Preparing for the Unexpected: A Proactive Approach to Operational Resilience
Try these steps to create an operational resilience action plan that will satisfy financial regulators and help sustain business without disruption.
Preparing for the unexpected may be a contradiction in terms, but for financial firms it is essential for survival. The sector has long been a target for threat actors, given that this is where the world's money is. And as the financial ecosystem becomes increasingly interconnected, threats to its security and resilience are rapidly evolving and increasing.
Operational resilience is not just about responding with agility to risks but also maintaining continuity of operations with minimal or — even better — no disruptions. So, whereas cybersecurity is about preventing and defending against cyberattacks, resilience focuses on sustaining operations despite attacks.
Recognizing the necessity of operational resilience, regulators are emphasizing the need to be prepared for unforeseen incidents. A prominent example is the EU's Digital Operational Resilience Act (DORA), which provides a framework for the finance industry to detect, prevent, contain, and recover from attacks associated with information and communication technology (ICT).
Operational Resilience: Beyond Business Continuity
Keeping a business running is not a new concept. Business continuity management and disaster response are well-developed functions within financial firms. But while business continuity focuses on ensuring smooth handling of disruptions when they occur, operational resilience goes beyond that. It is a proactive approach to ensuring reliability of digital systems no matter what happens. This sense of reliability is critical to maintaining public trust in the global financial system.
Operational resilience is by no means easy to achieve. However, there are definite steps that firms can take to begin their journey. The first step is to get a holistic view of the risk landscape; a comprehensive assessment of operations, interconnections, and continuity requirements. Once this is done, the fundamental principles of operational resilience can form the building blocks of a future-ready strategy, depending on the size, complexity, and role of your organization in the overall financial ecosystem.
Here's what an action plan might look like:
Identify Internal and External Risks
Identify operations that are critical to business management and continuity. Look for key dependencies in internal and external systems and the operations they rely on.
Understand the threat landscape as it evolves to create an effective response plan that makes relevant information easily available to concerned personnel working to protect against and mitigate disruption.
Create seamless communication channels between internal and external groups, including information-sharing bodies, cybersecurity teams, and government partners. No firm can understand the constantly evolving threat landscape alone; collaboration is the only way to enlarge your view beyond what your own team and tools provide and minimize blind spots.
Maintain an in-house inventory of assets (both physical and digital), event classes, and threats to stay prepared for the unexpected.
Put a Response Strategy in Place
Identify your organization's risk appetite by determining the acceptable levels of disruptions for each critical operation. With this, you also get a comprehensive view of the system's ability to resist, absorb, adapt to, and recover from an incident. It also helps you prioritize risks and create efficient controls and contingency plans for potential threats.

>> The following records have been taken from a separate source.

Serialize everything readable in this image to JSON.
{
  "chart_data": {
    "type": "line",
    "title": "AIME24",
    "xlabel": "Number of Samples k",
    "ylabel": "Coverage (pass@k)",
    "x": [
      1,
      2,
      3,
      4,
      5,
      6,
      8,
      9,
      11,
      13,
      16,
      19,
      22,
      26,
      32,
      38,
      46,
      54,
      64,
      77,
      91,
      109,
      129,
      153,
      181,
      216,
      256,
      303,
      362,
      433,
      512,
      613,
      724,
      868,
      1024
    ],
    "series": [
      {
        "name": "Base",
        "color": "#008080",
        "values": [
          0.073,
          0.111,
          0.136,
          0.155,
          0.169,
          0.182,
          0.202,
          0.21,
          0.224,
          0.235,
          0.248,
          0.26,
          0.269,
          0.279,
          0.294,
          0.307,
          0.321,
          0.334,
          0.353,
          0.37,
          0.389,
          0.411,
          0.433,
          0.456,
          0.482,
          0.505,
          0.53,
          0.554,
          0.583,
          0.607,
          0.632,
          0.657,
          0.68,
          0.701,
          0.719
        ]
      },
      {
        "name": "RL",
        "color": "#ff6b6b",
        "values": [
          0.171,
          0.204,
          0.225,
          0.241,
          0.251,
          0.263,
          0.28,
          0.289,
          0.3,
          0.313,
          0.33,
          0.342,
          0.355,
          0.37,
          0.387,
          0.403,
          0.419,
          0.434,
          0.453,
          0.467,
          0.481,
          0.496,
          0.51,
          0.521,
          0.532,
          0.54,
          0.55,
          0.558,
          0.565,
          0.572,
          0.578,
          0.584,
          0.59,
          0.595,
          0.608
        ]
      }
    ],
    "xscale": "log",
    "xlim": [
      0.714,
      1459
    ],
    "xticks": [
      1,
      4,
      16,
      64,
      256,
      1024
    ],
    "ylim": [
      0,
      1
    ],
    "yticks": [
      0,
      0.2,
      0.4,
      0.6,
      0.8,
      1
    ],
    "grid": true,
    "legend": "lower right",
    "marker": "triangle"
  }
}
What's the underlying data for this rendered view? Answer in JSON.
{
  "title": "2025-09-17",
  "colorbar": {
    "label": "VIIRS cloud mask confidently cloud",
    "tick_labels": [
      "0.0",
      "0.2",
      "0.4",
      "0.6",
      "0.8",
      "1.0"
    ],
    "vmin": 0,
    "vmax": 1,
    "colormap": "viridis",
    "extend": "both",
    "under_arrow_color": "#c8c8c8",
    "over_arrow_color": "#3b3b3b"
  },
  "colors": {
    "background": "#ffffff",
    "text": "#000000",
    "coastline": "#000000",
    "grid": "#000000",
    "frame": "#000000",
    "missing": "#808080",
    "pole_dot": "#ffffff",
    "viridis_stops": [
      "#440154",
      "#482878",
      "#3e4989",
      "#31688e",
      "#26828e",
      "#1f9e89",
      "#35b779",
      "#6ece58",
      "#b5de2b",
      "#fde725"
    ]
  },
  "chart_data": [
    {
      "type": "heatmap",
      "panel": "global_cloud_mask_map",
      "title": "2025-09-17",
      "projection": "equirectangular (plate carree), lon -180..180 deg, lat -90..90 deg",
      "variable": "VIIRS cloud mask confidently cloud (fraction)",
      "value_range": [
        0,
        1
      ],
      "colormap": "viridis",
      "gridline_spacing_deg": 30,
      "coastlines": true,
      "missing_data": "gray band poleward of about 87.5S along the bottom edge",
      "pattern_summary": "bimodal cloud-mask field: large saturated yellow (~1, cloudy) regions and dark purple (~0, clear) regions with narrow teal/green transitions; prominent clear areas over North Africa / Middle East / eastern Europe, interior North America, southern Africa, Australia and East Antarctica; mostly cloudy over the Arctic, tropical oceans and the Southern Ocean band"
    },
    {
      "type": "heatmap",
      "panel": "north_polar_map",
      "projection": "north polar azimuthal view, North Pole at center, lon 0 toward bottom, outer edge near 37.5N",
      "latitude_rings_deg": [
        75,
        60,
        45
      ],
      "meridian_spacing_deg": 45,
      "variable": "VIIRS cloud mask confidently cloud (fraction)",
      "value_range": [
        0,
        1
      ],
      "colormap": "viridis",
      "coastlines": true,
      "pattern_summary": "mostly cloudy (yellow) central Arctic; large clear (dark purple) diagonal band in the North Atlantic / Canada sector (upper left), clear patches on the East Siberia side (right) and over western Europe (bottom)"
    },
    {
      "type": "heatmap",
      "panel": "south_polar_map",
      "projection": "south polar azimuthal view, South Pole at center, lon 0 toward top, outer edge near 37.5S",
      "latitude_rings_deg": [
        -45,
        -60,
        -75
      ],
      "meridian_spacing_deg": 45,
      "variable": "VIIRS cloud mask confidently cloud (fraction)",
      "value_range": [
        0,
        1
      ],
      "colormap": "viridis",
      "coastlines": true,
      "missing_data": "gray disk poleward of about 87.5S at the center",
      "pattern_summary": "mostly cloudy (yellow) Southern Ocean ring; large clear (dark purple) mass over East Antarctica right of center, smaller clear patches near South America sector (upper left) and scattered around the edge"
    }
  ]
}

Build response plans to sustain continued synchronization across operations during times of crisis. Use learnings from previous attacks and exercises to understand the required adjustments and set procedural standards. Identify relevant people and teams within your company and determine their roles and responsibilities during risk events.
Be Ready to Take Action
Conduct regular mock drills to test the various components of your incident response plan, both internally and externally. Include your third-party vendors in your strategy and practice exercises to put an immediately executable action plan in place.
Ensure effective governance, both internally and externally, to develop and implement a proactive, enterprise-wide strategy that is compliant while being feasible, effective, and safe to execute.
Becoming Future-Ready in a Globalized World
The financial sector is better able to navigate an increasingly complex world with a proactive approach to operational resilience. Operational resilience helps reduce the cost of disruptions, improve resource allocation efficiency, and ensure agility in responding to emerging market opportunities. It is critical to maintaining, and indeed, enhancing customer trust and loyalty in a world where cyber incidents are daily front-page news. And of course, regulators are demanding it.
No firm can achieve operational resilience purely on its own. Intelligence sharing within the global financial community helps firms understand current and emerging threats and learn how others are mitigating them. It keeps larger institutions at the forefront of cybersecurity while arming smaller firms with knowledge and tools to protect themselves. It is so critical to operational resilience that DORA dedicates an entire article to it.
Beyond regulation, the public sector is also increasingly collaborating with the private sector to protect critical infrastructure, which includes the financial sector. Around the world, organizations including the US Treasury Department's Hamilton Series and NATO's Locked Shields regularly conduct large-scale exercises to test that communication and coordination channels will function efficiently during major incidents. The goal is not only to minimize operational disruption but to proactively maintain public calm and trust.
Operational risks are no longer geographically bound. Cross-border intelligence sharing and exercises help financial institutions build a comprehensive approach to operational resilience. When you are prepared for the unexpected, it not only enables you to act from a position of confidence and strength but also fosters trust and confidence from stakeholders necessary to long-term business success.